7. Il découle des articles 442 et 445 du code de procédure civile qu’après la clôture des débats, les parties ne peuvent déposer aucune note à l’appui de leurs observations, à moins qu’elles n’aient été invitées par le président et les juges à fournir les explications de droit ou de fait qu’ils estiment nécessaires ou à préciser ce qui paraît obscur.
8. L’article 444 du code de procédure civile énonce que le président doit ordonner la réouverture des débats chaque fois que les parties n’ont pas été à même de s’expliquer contradictoirement sur les éclaircissements de droit ou de fait qui leur avaient été demandés.
9. Pour rejeter le moyen tiré de l’irrecevabilité à agir de l’administrateur provisoire, l’arrêt retient qu’en cours de délibéré, par message électronique du 22 juin 2022, il a été demandé la production de l’ordonnance portant prorogation de la mission de Mme [T], et qu’il en ressort que la mission de cette dernière a été prorogée à compter du 15 mai 2022 et jusqu’au prononcé de l’ordonnance de référé à intervenir.

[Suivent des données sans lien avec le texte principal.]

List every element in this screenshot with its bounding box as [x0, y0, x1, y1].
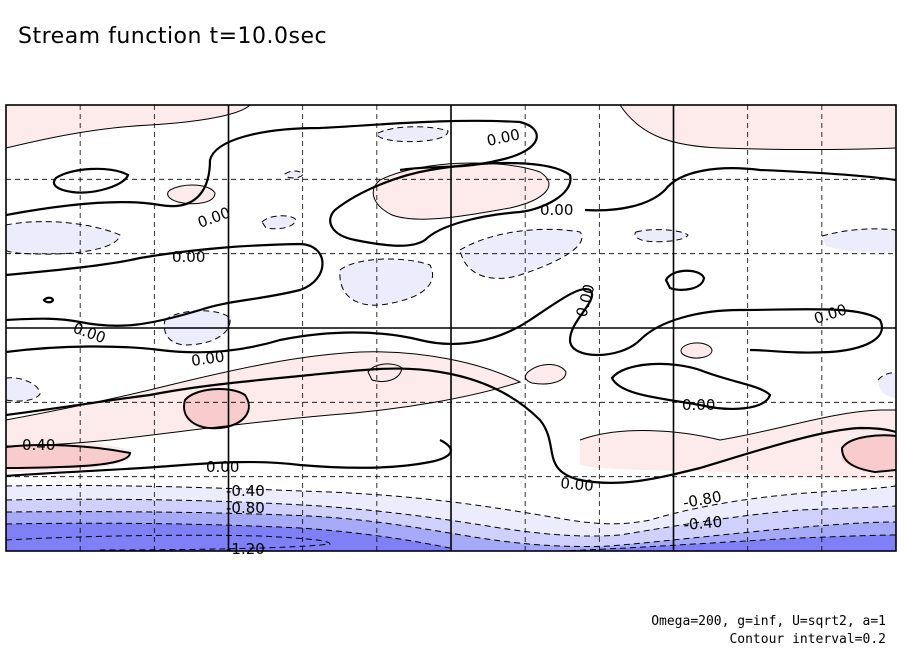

10. En statuant ainsi, sans avoir ni invité les parties à formuler, dans un certain délai, leurs observations en cours de délibéré, ni ordonné la réouverture des débats, la cour d’appel a violé le texte susvisé.
PAR CES MOTIFS, la Cour :
CASSE ET ANNULE, en toutes ses dispositions, l’arrêt rendu le 2 septembre 2022, entre les parties, par la cour d’appel de Paris ;
Remet l’affaire et les parties dans l’état où elles se trouvaient avant cet arrêt et les renvoie devant la cour d’appel de Paris autrement composée ;
Condamne Mme [T], prise en sa qualité d’administrateur provisoire de la société Immofonds Saint-Marc, aux dépens ;
En application de l’article 700 du code de procédure civile, rejette la demande formée par Mme [T], prise en sa qualité d’administrateur provisoire de la société Immofonds Saint-Marc, et la condamne à payer à M. [E] la somme de 3 000 euros ;
Dit que sur les diligences du procureur général près la Cour de cassation, le présent arrêt sera transmis pour être transcrit en marge ou à la suite de l’arrêt cassé ;
Ainsi fait et jugé par la Cour de cassation, deuxième chambre civile, et prononcé par le président en son audience publique du vingt-trois mai deux mille vingt-quatre.